Joseph Kabila a adopté une politique radicalement différente de celle de son père, libéralisant l’économie, collaborant avec la Monusco, ouvrant des pourparlers de paix avec ses ennemis et acceptant de nouveaux programmes avec la Banque mondiale et le Fonds monétaire international. Il a unifié le pays et a pu se présenter comme le grand artisan de la paix, remportant la présidentielle de 2006. L’économie a connu une croissance de près de 500 % entre 2001 et 2014 et une Constitution, la plus progressiste que le pays ait jamais eue, a été adoptée. Autant de réalisations importantes.
Mais il y a d’autres facettes qui éclipsent ce bilan positif. L’économie a connu un essor important grâce à la fuite des actifs miniers vers les sociétés étrangères, entraînant d’énormes profits pour certains membres de l’élite congolaise – dont Joseph Kabila lui-même et Moïse Katumbi – et des sociétés étrangères. Les Congolais, eux, n’en ont que très peu profité.

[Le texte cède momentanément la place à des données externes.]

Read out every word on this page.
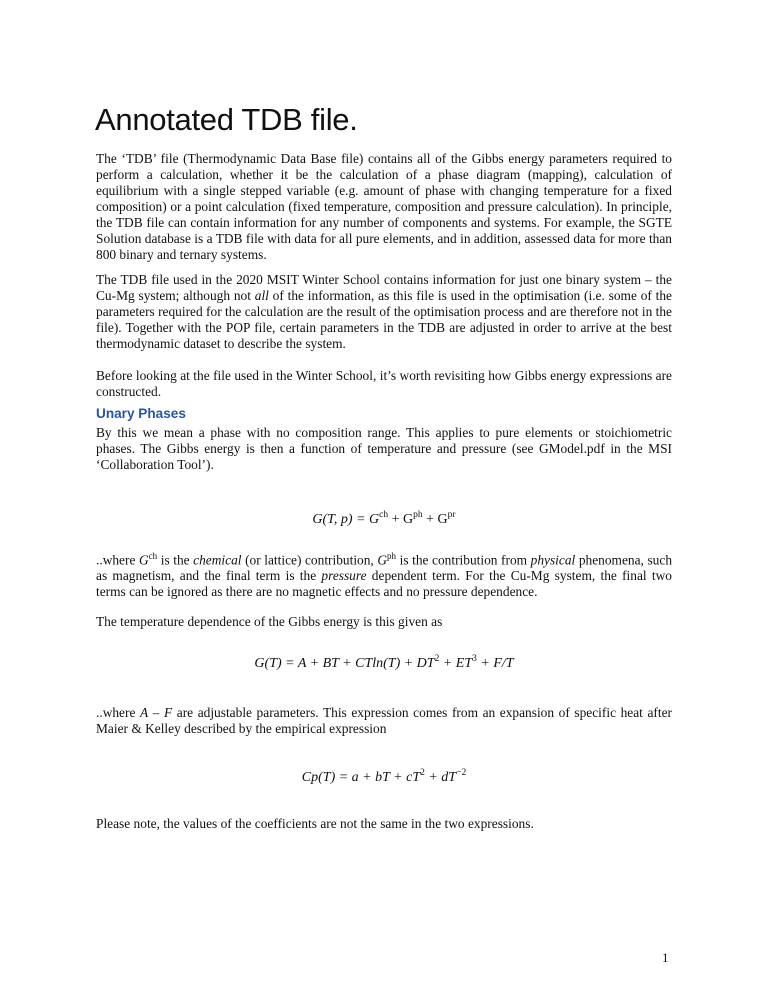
Annotated TDB file.

The ‘TDB’ file (Thermodynamic Data Base file) contains all of the Gibbs energy parameters required to perform a calculation, whether it be the calculation of a phase diagram (mapping), calculation of equilibrium with a single stepped variable (e.g. amount of phase with changing temperature for a fixed composition) or a point calculation (fixed temperature, composition and pressure calculation). In principle, the TDB file can contain information for any number of components and systems. For example, the SGTE Solution database is a TDB file with data for all pure elements, and in addition, assessed data for more than 800 binary and ternary systems.

The TDB file used in the 2020 MSIT Winter School contains information for just one binary system – the Cu-Mg system; although not all of the information, as this file is used in the optimisation (i.e. some of the parameters required for the calculation are the result of the optimisation process and are therefore not in the file). Together with the POP file, certain parameters in the TDB are adjusted in order to arrive at the best thermodynamic dataset to describe the system.

Before looking at the file used in the Winter School, it’s worth revisiting how Gibbs energy expressions are constructed.

Unary Phases

By this we mean a phase with no composition range. This applies to pure elements or stoichiometric phases. The Gibbs energy is then a function of temperature and pressure (see GModel.pdf in the MSI ‘Collaboration Tool’).

G(T, $p) = G^{ch} + G^{ph} + G^{pr}$

..where $G^{ch}$ is the chemical (or lattice) contribution, $G^{ph}$ is the contribution from physical phenomena, such as magnetism, and the final term is the pressure dependent term. For the Cu-Mg system, the final two terms can be ignored as there are no magnetic effects and no pressure dependence.

The temperature dependence of the Gibbs energy is this given as

G(T) = A + BT + $CTln(T) + DT^2 + ET^3 + F/T$

..where A – F are adjustable parameters. This expression comes from an expansion of specific heat after Maier & Kelley described by the empirical expression

Cp(T) = a + bT + $cT^2 + dT^{-2}$

Please note, the values of the coefficients are not the same in the two expressions.

1
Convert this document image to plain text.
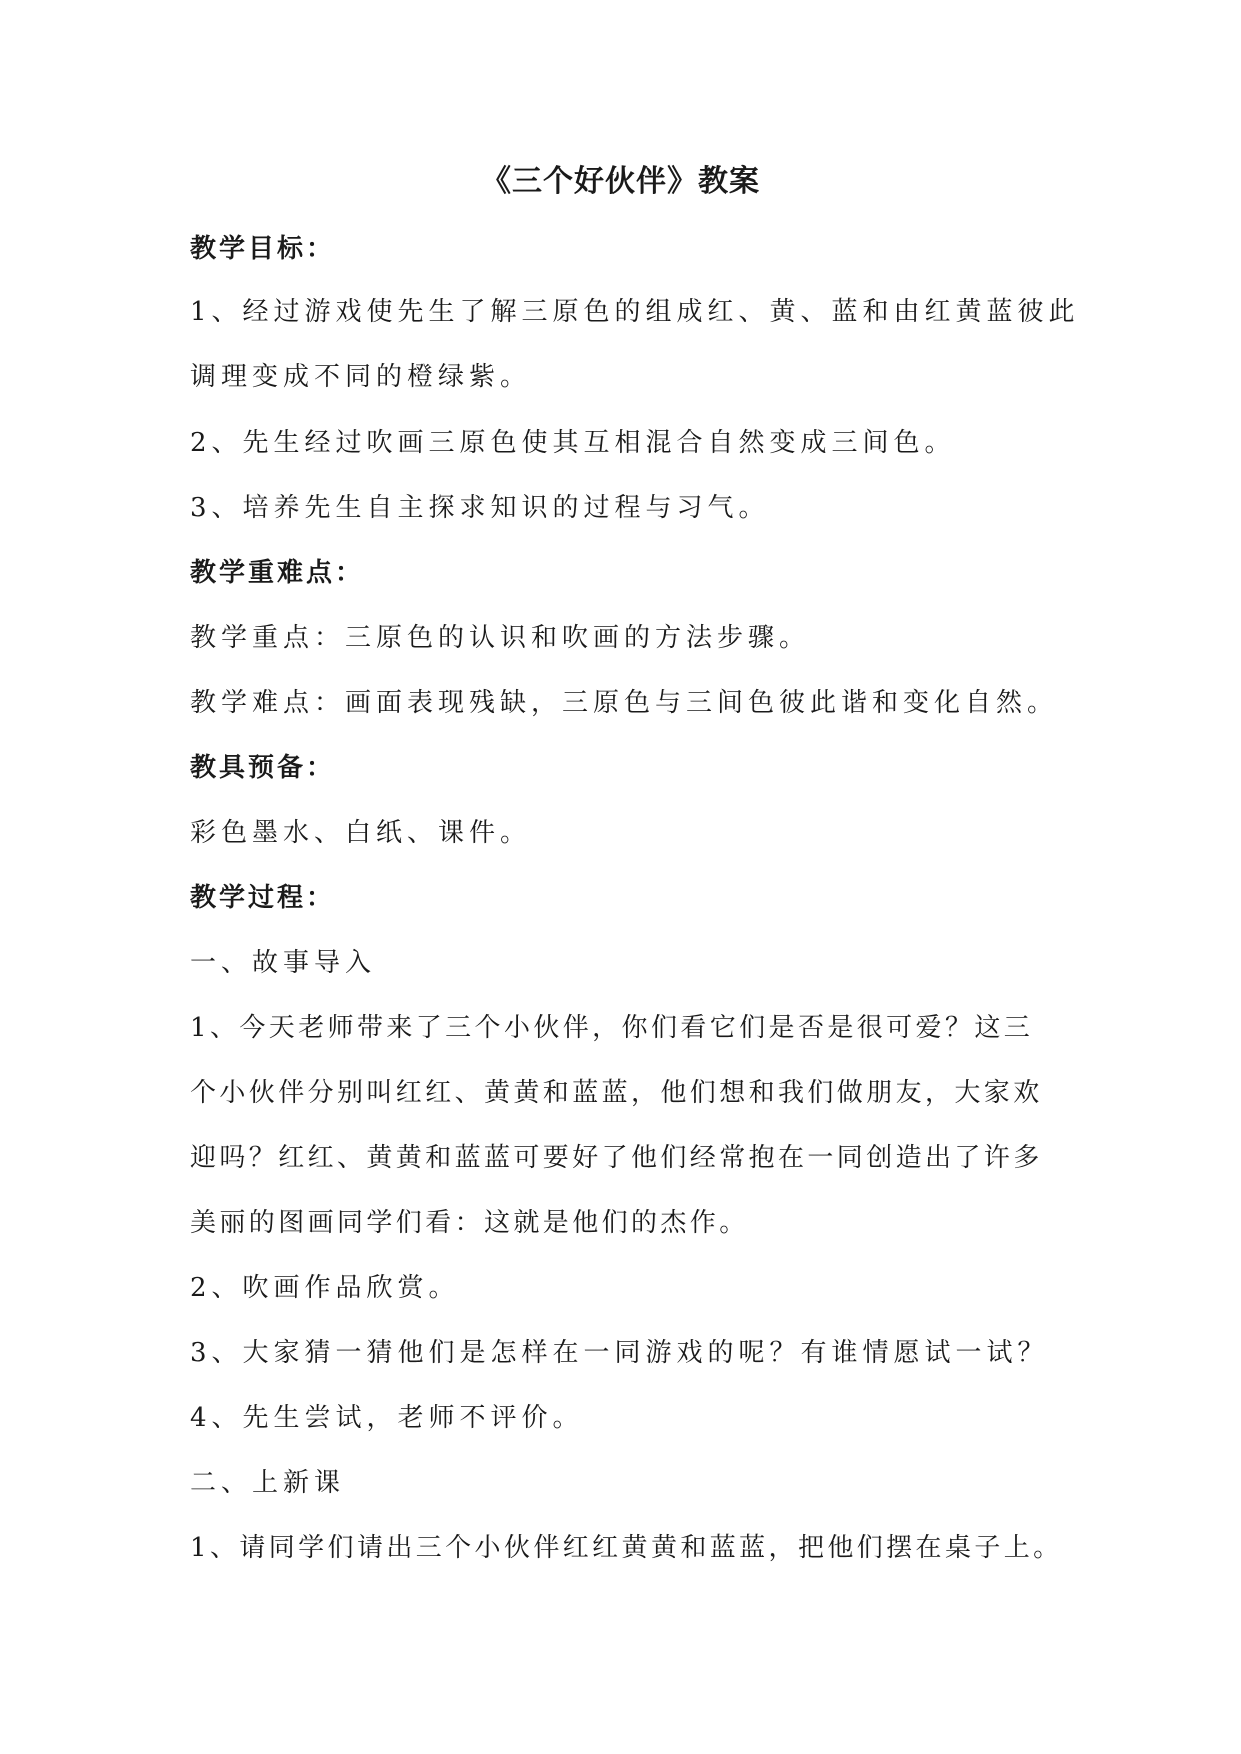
《三个好伙伴》教案
教学目标：
1、经过游戏使先生了解三原色的组成红、黄、蓝和由红黄蓝彼此
调理变成不同的橙绿紫。
2、先生经过吹画三原色使其互相混合自然变成三间色。
3、培养先生自主探求知识的过程与习气。
教学重难点：
教学重点：三原色的认识和吹画的方法步骤。
教学难点：画面表现残缺，三原色与三间色彼此谐和变化自然。
教具预备：
彩色墨水、白纸、课件。
教学过程：
一、故事导入
1、今天老师带来了三个小伙伴，你们看它们是否是很可爱？这三
个小伙伴分别叫红红、黄黄和蓝蓝，他们想和我们做朋友，大家欢
迎吗？红红、黄黄和蓝蓝可要好了他们经常抱在一同创造出了许多
美丽的图画同学们看：这就是他们的杰作。
2、吹画作品欣赏。
3、大家猜一猜他们是怎样在一同游戏的呢？有谁情愿试一试？
4、先生尝试，老师不评价。
二、上新课
1、请同学们请出三个小伙伴红红黄黄和蓝蓝，把他们摆在桌子上。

Le conflit dans les Kivus est devenu plus fragmenté et moins visible, mais non moins meurtrier : plus de 4,5 millions de personnes sont déplacées, plus que jamais dans l’histoire congolaise. Enfin, alors que de nouvelles institutions démocratiques ont été créées – des parlements aux niveaux provincial et national, un nouveau régime de droits civiques, des élections régulières –, elles ont été sapées par l’accaparement du pouvoir politique et économique par des élites. On attend encore l’émancipation des Congolais.